TD: I get deal flow from all over the world already. Now, I will be more actively pursuing that in Europe, spending more time here.
For me travel happens when I see an interesting opportunity happening. I think there will be more entrepreneurs coming from the ground in europe because it’s been held down by bureaucracy for so long. Now everyone is thinking of solutions to problems. It’s great.
TC: There have been arguments for and against Bitcoin saving Greece, so to speak. What do you see as the opportunity?
TD: Bitcoin is an obvious one. You can jump into it through remittances but they should all be using Bitcoin. It may not seem obvious but then again Skype was also a non-obvious deal. Greece is a great opportunity if you are an entrepreneur. There is also cloud based government services [to bring down costs], smart contracts — just so many great opportunities to jump into.
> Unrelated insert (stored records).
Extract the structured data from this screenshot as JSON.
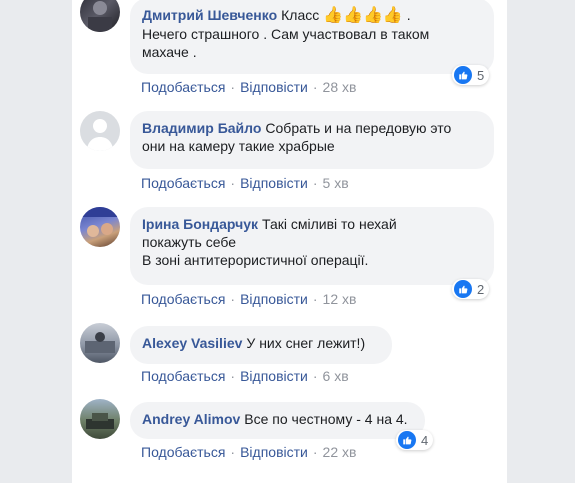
{
  "comments": [
    {
      "author": "Дмитрий Шевченко",
      "text_line1": "Класс",
      "emojis": "👍👍👍👍",
      "text_line1_end": ".",
      "text_line2": "Нечего страшного . Сам участвовал в таком",
      "text_line3": "махаче .",
      "like_label": "Подобається",
      "reply_label": "Відповісти",
      "time": "28 хв",
      "reaction_count": "5"
    },
    {
      "author": "Владимир Байло",
      "text_line1": "Собрать и на передовую это",
      "text_line2": "они на камеру такие храбрые",
      "like_label": "Подобається",
      "reply_label": "Відповісти",
      "time": "5 хв"
    },
    {
      "author": "Ірина Бондарчук",
      "text_line1": "Такі сміливі то нехай",
      "text_line2": "покажуть себе",
      "text_line3": "В зоні антитерористичної операції.",
      "like_label": "Подобається",
      "reply_label": "Відповісти",
      "time": "12 хв",
      "reaction_count": "2"
    },
    {
      "author": "Alexey Vasiliev",
      "text_line1": "У них снег лежит!)",
      "like_label": "Подобається",
      "reply_label": "Відповісти",
      "time": "6 хв"
    },
    {
      "author": "Andrey Alimov",
      "text_line1": "Все по честному - 4 на 4.",
      "like_label": "Подобається",
      "reply_label": "Відповісти",
      "time": "22 хв",
      "reaction_count": "4"
    }
  ],
  "icons": {
    "like": "thumbs-up-icon"
  },
  "colors": {
    "author": "#385898",
    "bubble": "#f2f3f5",
    "like_badge": "#1877f2"
  }
}
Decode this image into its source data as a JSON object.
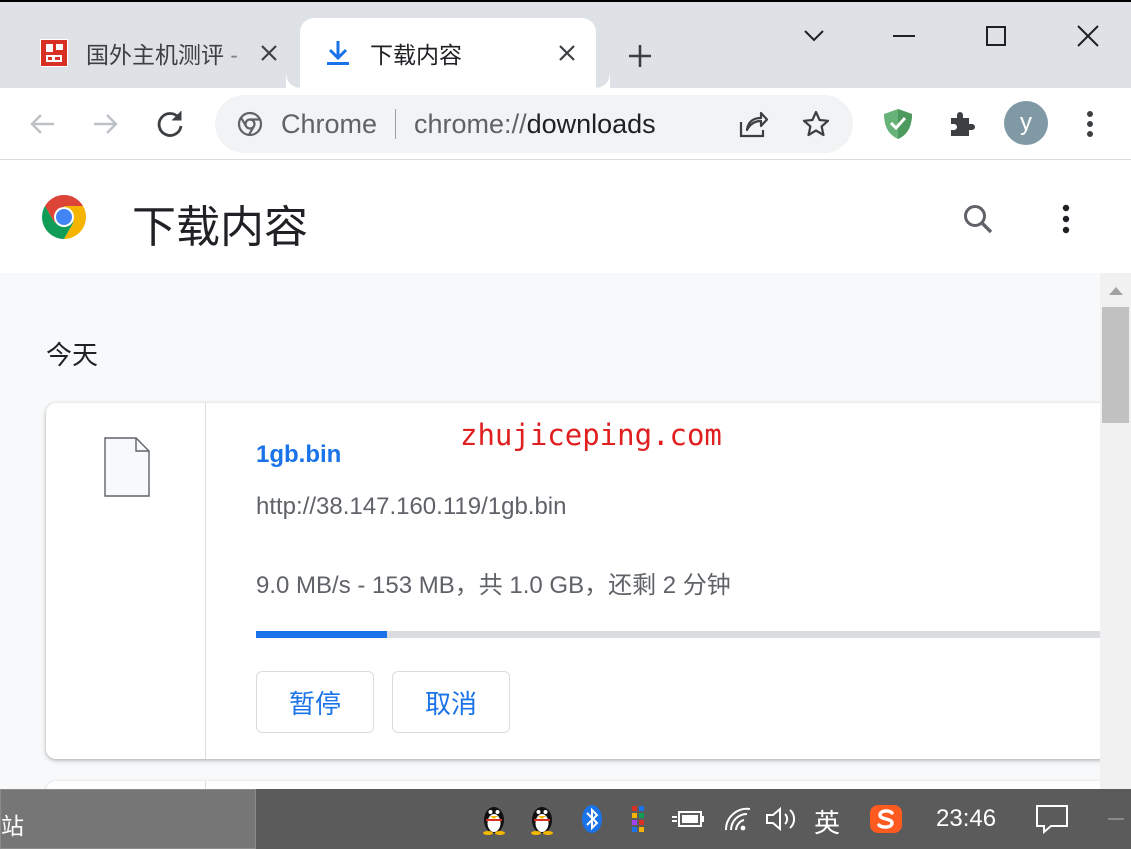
{
  "tabs": [
    {
      "title": "国外主机测评 - ",
      "icon": "site-favicon-red",
      "active": false
    },
    {
      "title": "下载内容",
      "icon": "download-icon",
      "active": true
    }
  ],
  "omnibox": {
    "chip": "Chrome",
    "url_scheme": "chrome://",
    "url_host": "downloads"
  },
  "avatar_letter": "y",
  "page": {
    "title": "下载内容"
  },
  "downloads": {
    "section_date": "今天",
    "items": [
      {
        "file_name": "1gb.bin",
        "url": "http://38.147.160.119/1gb.bin",
        "status": "9.0 MB/s - 153 MB，共 1.0 GB，还剩 2 分钟",
        "progress_percent": 15,
        "pause_label": "暂停",
        "cancel_label": "取消"
      }
    ]
  },
  "watermark": "zhujiceping.com",
  "taskbar": {
    "app_label": "站",
    "ime_label": "英",
    "clock": "23:46"
  },
  "colors": {
    "accent": "#1a73e8",
    "tabstrip": "#dee1e6",
    "watermark": "#e02020",
    "taskbar": "#5b5b5b"
  }
}
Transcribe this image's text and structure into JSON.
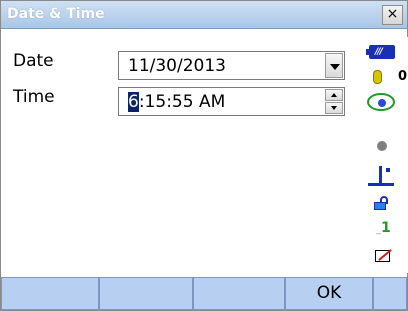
{
  "window": {
    "title": "Date & Time",
    "close_label": "×"
  },
  "form": {
    "date_label": "Date",
    "date_value": "11/30/2013",
    "time_label": "Time",
    "time_hour_selected": "6",
    "time_rest": ":15:55 AM"
  },
  "status": {
    "battery_icon": "battery-icon",
    "tilt_value": "0",
    "num_label": "1"
  },
  "softkeys": [
    "",
    "",
    "",
    "OK",
    ""
  ]
}
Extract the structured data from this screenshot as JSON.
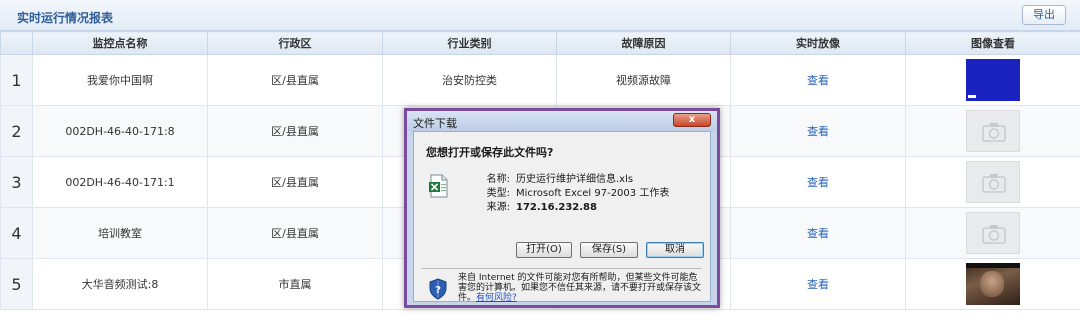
{
  "panel": {
    "title": "实时运行情况报表",
    "export_label": "导出"
  },
  "table": {
    "headers": [
      "",
      "监控点名称",
      "行政区",
      "行业类别",
      "故障原因",
      "实时放像",
      "图像查看"
    ],
    "rows": [
      {
        "index": "1",
        "name": "我爱你中国啊",
        "district": "区/县直属",
        "industry": "治安防控类",
        "reason": "视频源故障",
        "view": "查看",
        "thumb": "blue-frame"
      },
      {
        "index": "2",
        "name": "002DH-46-40-171:8",
        "district": "区/县直属",
        "industry": "",
        "reason": "",
        "view": "查看",
        "thumb": "no-image"
      },
      {
        "index": "3",
        "name": "002DH-46-40-171:1",
        "district": "区/县直属",
        "industry": "",
        "reason": "",
        "view": "查看",
        "thumb": "no-image"
      },
      {
        "index": "4",
        "name": "培训教室",
        "district": "区/县直属",
        "industry": "",
        "reason": "",
        "view": "查看",
        "thumb": "no-image"
      },
      {
        "index": "5",
        "name": "大华音频测试:8",
        "district": "市直属",
        "industry": "",
        "reason": "",
        "view": "查看",
        "thumb": "video-frame"
      }
    ]
  },
  "dialog": {
    "title": "文件下载",
    "close_label": "x",
    "question": "您想打开或保存此文件吗?",
    "name_label": "名称:",
    "name_value": "历史运行维护详细信息.xls",
    "type_label": "类型:",
    "type_value": "Microsoft Excel 97-2003 工作表",
    "from_label": "来源:",
    "from_value": "172.16.232.88",
    "open_label": "打开(O)",
    "save_label": "保存(S)",
    "cancel_label": "取消",
    "warning_text": "来自 Internet 的文件可能对您有所帮助，但某些文件可能危害您的计算机。如果您不信任其来源，请不要打开或保存该文件。",
    "risk_link": "有何风险?"
  },
  "colors": {
    "accent": "#2f5f9a",
    "link": "#2a63b8",
    "dialog_border": "#7b4c9e"
  }
}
None of these things happen overnight. From when things get going to when they become readily availbale usually will take five to six years. My guess is that some entrepreneur is thinking of how to reinvent the Greek economy.
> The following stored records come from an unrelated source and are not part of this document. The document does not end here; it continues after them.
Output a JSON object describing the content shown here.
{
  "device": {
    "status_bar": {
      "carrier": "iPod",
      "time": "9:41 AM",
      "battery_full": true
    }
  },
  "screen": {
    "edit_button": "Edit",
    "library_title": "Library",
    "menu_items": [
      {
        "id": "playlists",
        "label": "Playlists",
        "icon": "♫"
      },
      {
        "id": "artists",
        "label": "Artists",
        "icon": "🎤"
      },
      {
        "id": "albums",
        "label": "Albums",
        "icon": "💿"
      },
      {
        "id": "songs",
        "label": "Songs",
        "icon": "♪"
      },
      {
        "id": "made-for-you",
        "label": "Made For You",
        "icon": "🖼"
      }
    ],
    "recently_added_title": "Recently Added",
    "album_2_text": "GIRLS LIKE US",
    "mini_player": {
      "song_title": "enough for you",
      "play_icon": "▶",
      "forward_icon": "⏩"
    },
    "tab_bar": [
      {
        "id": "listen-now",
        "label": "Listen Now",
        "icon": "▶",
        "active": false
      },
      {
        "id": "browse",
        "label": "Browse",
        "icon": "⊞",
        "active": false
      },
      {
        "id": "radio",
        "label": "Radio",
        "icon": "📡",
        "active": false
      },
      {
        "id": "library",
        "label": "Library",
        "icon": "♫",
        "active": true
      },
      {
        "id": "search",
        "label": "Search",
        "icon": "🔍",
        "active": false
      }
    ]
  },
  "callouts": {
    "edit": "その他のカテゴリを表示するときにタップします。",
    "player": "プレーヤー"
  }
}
TC: Have you placed a target on how much you’d like to invest in European startups in that time? What areas are you focusing on?
TD: I suspect that it will have to do with a lot of how much we raise and where the opportunities are, but assuming that the catastrophe in Greece actually creates opportunity, I suspect we will be putting a lot more money into Europe. Over the next five years? I don’t know. I hate putting numbers on that.
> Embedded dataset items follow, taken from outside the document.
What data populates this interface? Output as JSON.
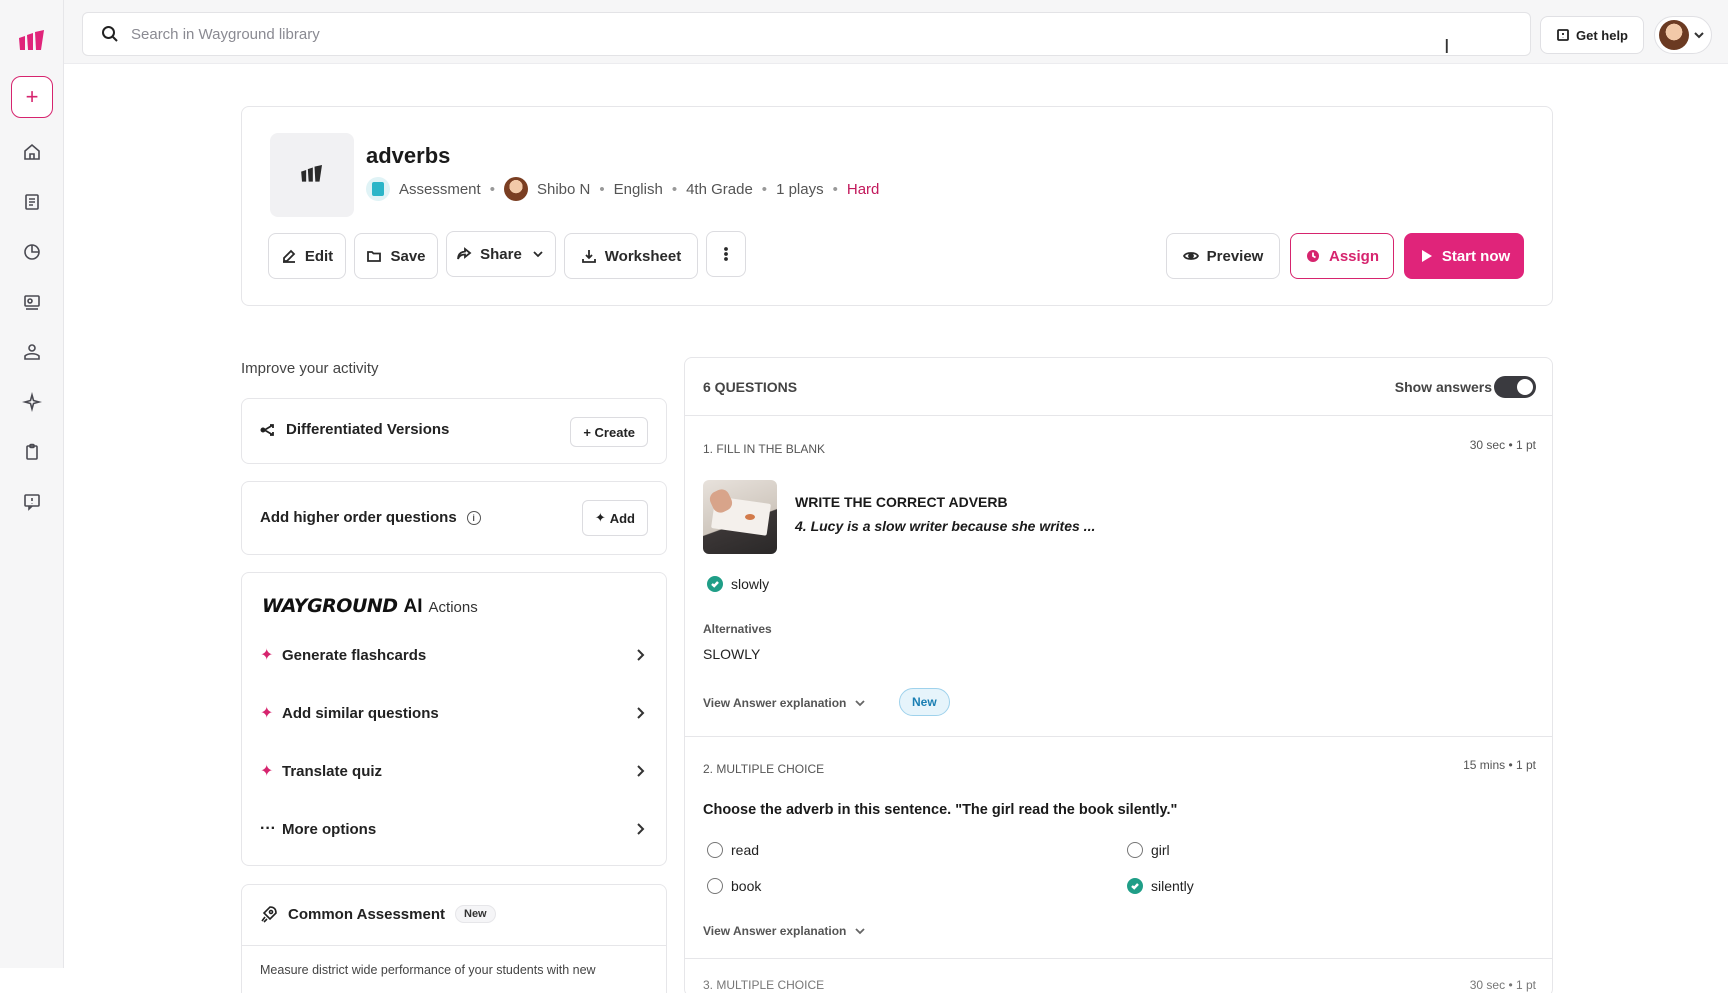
{
  "search": {
    "placeholder": "Search in Wayground library"
  },
  "topbar": {
    "help_label": "Get help"
  },
  "sidebar": {
    "items": [
      {
        "icon": "home-icon"
      },
      {
        "icon": "library-icon"
      },
      {
        "icon": "reports-icon"
      },
      {
        "icon": "classes-icon"
      },
      {
        "icon": "accommodations-icon"
      },
      {
        "icon": "ai-sparkle-icon"
      },
      {
        "icon": "clipboard-icon"
      },
      {
        "icon": "feedback-icon"
      }
    ]
  },
  "quiz": {
    "title": "adverbs",
    "type": "Assessment",
    "author": "Shibo N",
    "subject": "English",
    "grade": "4th Grade",
    "plays": "1 plays",
    "difficulty": "Hard"
  },
  "toolbar": {
    "edit": "Edit",
    "save": "Save",
    "share": "Share",
    "worksheet": "Worksheet",
    "preview": "Preview",
    "assign": "Assign",
    "start": "Start now"
  },
  "improve": {
    "heading": "Improve your activity",
    "differentiated": "Differentiated Versions",
    "create": "+ Create",
    "higher_order": "Add higher order questions",
    "add": "Add",
    "brand_word": "WAYGROUND",
    "brand_ai": "AI",
    "brand_actions": "Actions",
    "actions": [
      {
        "label": "Generate flashcards",
        "icon": "sparkle-icon"
      },
      {
        "label": "Add similar questions",
        "icon": "sparkle-icon"
      },
      {
        "label": "Translate quiz",
        "icon": "sparkle-icon"
      },
      {
        "label": "More options",
        "icon": "ellipsis-icon"
      }
    ],
    "common_title": "Common Assessment",
    "common_badge": "New",
    "common_desc": "Measure district wide performance of your students with new"
  },
  "questions": {
    "count_label": "6 QUESTIONS",
    "show_answers": "Show answers",
    "show_answers_on": true,
    "q1": {
      "type": "1. FILL IN THE BLANK",
      "time": "30 sec • 1 pt",
      "title": "WRITE THE CORRECT ADVERB",
      "prompt": "4. Lucy is a slow writer because she writes ...",
      "answer": "slowly",
      "alt_label": "Alternatives",
      "alt_value": "SLOWLY",
      "view_exp": "View Answer explanation",
      "new_badge": "New"
    },
    "q2": {
      "type": "2. MULTIPLE CHOICE",
      "time": "15 mins • 1 pt",
      "prompt": "Choose the adverb in this sentence. \"The girl read the book silently.\"",
      "options": [
        {
          "label": "read",
          "correct": false
        },
        {
          "label": "girl",
          "correct": false
        },
        {
          "label": "book",
          "correct": false
        },
        {
          "label": "silently",
          "correct": true
        }
      ],
      "view_exp": "View Answer explanation"
    },
    "q3_peek": {
      "type": "3. MULTIPLE CHOICE",
      "time": "30 sec • 1 pt"
    }
  },
  "colors": {
    "brand": "#e0247a",
    "correct": "#1f9e87",
    "hard": "#c2185b"
  }
}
As for what to invest in, I’m always looking for interesting and transformative financial, medical, government and education technologies. Basically, anything that is limited by bureaucracy will be a big opporutnity for entrepreneurs, and those are the things that i am looking for.
TC: One trajectory European startups often take is to move over to the U.S. to raise money and grow. Zendesk, Spotify and many others have taken this route, and Euro founders have lamented that it’s hard to find VCs here willing to make big growth investments, to attract that kind of attention from the U.S. when you are not “on the ground” there. Do you think that can change over time, or will Silicon Valley always be that tech magnet/generator?
TD: For starters, there are going to be more and more European startups, which will affect this. Also, I believe that geographic borders are going to fall when it comes to how those startups operate and get financed. Money is going to move more freely throughout the world. There will be less friction and the world is opening up globally. People who fund late stage companies in Europe are going to come from all over the world. Just as those who fund in the U.S. are coming from all over the world today. [Uber is one key example of this.] It’s a global phenomenon and will become even more so.
Regulation helps to keep money in bulge bracket firms. From the other end of the spectrum, platforms like AngelList are really democratizing how capital is raised.